Something that is highly underrated, and almost forgotten amongst the everyday stress and routines, are late night memorial walks. Learn to appreciate the beauty of the city you live in, on – if not an every day- than at least a weekly basis.
When you live in a city like D.C, it’s easy to forget the beauty and calmness of a simple thing as memorial walking. You see the monuments and memorials almost every day, going to and from work, but when do you really take the time to appreciate them?
I’ve lived in the outskirts of D.C since January this year. I’m originally from Sweden and moved here to study. One of my favorite things to do used to be taking the metro to the National Mall and visit the monuments after sunset.
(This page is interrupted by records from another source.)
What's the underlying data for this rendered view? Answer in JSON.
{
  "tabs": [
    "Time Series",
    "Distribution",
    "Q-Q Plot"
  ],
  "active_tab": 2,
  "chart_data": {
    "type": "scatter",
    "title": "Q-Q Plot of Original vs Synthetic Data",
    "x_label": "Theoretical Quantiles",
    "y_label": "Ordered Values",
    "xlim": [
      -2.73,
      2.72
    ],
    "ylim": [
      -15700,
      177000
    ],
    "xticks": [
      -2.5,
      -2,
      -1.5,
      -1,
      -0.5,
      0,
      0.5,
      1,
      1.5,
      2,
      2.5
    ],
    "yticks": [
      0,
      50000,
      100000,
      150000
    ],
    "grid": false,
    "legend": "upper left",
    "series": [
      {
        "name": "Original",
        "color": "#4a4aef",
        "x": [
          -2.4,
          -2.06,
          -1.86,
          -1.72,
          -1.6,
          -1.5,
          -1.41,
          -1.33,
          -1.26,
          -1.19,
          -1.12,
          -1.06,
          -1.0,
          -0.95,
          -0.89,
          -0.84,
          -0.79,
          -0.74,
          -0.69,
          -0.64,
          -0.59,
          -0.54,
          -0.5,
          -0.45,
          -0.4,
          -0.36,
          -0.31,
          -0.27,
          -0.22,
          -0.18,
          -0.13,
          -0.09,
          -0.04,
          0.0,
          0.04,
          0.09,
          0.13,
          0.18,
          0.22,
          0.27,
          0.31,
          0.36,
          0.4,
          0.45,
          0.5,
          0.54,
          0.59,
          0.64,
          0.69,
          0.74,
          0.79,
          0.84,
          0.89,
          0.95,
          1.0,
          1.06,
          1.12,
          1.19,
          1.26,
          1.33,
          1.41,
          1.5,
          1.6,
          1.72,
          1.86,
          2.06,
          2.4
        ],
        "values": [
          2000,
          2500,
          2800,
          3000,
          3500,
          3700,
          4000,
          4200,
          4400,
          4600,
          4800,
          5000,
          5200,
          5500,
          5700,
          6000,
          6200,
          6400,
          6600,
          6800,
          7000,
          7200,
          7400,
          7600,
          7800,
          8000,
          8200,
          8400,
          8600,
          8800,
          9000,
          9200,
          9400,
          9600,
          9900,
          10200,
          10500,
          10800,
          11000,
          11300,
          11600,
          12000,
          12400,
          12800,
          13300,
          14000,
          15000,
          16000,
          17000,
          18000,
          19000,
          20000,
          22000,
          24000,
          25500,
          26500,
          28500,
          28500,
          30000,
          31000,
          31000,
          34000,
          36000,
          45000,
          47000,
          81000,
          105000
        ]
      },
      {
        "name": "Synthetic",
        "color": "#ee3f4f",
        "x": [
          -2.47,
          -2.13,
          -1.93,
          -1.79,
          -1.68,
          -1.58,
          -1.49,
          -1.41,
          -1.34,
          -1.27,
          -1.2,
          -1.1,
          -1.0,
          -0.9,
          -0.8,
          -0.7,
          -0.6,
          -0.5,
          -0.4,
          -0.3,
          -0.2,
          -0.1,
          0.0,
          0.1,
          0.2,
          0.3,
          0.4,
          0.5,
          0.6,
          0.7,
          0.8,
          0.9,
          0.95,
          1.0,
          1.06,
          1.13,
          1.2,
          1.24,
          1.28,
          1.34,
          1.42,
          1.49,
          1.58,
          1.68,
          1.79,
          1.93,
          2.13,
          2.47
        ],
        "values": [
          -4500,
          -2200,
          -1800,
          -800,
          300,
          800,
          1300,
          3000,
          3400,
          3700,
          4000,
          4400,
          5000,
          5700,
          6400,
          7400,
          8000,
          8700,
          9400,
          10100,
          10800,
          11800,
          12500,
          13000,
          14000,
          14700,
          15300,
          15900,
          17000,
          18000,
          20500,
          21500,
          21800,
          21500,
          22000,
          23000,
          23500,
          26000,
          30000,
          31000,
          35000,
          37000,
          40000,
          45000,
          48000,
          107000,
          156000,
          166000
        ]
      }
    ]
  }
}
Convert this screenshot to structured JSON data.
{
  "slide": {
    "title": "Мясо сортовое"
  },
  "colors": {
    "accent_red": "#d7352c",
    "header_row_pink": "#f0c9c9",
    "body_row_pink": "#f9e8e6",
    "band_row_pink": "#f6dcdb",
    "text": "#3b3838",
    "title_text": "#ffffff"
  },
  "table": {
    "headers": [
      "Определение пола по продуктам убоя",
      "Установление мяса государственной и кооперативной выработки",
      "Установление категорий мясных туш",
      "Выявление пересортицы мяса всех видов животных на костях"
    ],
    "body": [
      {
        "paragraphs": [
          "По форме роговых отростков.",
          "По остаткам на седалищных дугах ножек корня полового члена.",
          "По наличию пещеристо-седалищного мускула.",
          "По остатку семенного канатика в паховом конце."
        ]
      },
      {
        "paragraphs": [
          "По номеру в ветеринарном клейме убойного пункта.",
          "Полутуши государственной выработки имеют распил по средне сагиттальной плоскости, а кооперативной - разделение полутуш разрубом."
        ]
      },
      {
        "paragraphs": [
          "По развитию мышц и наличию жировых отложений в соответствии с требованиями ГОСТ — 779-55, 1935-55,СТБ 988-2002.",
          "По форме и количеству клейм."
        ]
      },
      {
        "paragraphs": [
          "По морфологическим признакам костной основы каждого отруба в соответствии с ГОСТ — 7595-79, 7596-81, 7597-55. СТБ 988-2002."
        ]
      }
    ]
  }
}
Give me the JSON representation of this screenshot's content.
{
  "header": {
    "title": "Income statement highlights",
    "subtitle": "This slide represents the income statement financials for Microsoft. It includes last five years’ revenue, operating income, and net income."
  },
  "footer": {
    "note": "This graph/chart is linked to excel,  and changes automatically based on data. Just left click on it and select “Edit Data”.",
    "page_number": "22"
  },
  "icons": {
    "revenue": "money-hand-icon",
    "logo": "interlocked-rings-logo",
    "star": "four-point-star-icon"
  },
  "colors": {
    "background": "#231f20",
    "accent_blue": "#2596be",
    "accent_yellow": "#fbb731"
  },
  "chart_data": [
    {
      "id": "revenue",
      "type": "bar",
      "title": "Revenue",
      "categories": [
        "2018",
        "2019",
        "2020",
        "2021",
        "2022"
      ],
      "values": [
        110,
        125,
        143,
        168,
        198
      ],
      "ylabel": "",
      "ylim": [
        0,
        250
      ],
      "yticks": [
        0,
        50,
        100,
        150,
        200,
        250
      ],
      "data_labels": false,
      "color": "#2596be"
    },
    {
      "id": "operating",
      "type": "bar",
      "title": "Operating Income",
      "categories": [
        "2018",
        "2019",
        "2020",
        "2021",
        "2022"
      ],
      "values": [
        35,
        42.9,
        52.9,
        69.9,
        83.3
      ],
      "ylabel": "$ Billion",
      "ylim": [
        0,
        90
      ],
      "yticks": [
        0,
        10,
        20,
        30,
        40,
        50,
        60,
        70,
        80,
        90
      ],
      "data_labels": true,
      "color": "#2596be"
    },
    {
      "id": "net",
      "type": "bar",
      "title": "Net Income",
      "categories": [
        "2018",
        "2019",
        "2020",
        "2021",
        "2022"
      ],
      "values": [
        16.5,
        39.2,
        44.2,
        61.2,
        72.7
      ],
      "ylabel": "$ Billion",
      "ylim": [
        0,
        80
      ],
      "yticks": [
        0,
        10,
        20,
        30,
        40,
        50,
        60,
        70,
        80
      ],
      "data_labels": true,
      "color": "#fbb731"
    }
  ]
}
My friends and I could walk around for hours just looking at the gorgeous illuminated monuments and memorials. I haven’t done that for a while now, and I ask myself why? It’s not because of the government shutdown, although that didn’t really help, or being too busy with school and work. It’s because I’ve lived here for almost a year, and nothing is really “new” anymore. It is so easy to forget the little things in your everyday life that makes the biggest difference. So take my advice, it doesn’t matter if you’ve lived here all your life or just moved here a year ago, it’s still worth remembering.
Our memorial walk takes about two hours, if you don’t want to rush through it, so wear good shoes and don’t forget to take pictures!
Get off at the Smithsonian metro stop and see the Washington Monument, walk around it to the World War II memorial, an exceptionally beautiful memorial at night with the fountains all lit up. The next stop is the memorial for the 56 Signers of the Declaration of Independence, a small memorial on a little “island” in the Constitution Gardens pond. This is a memorial that many forget, but could easily be one of the best spots in D.C. Next up is Lincoln Memorial and the reflecting pond, which is also even more breathtaking at night.
Martin Luther King Jr Memorial is the fifth stop on this walk. It’s located in the northwest corner of the Tidal Basin and includes a 450 feet long inscription wall with some of MLK’s quotes.
Stop number six is the Franklin Delano Roosevelt Memorial, a memorial that is spread over 7.5 acres along Tidal Basin, where you walk through a sequence of four outdoor rooms that represent each of FDR’s terms of office.
The last and final stop is the Thomas Jefferson Memorial, which is always the one that’s least crowded in my opinion. Sit down at the edge of the water and just take in the atmosphere; it’s usually very quiet and peaceful. Safe to say, this is my favorite spot in D.C.
If you haven’t been on this walk at night, in my opinion, you have missed the heart of D.C. So what are you waiting for?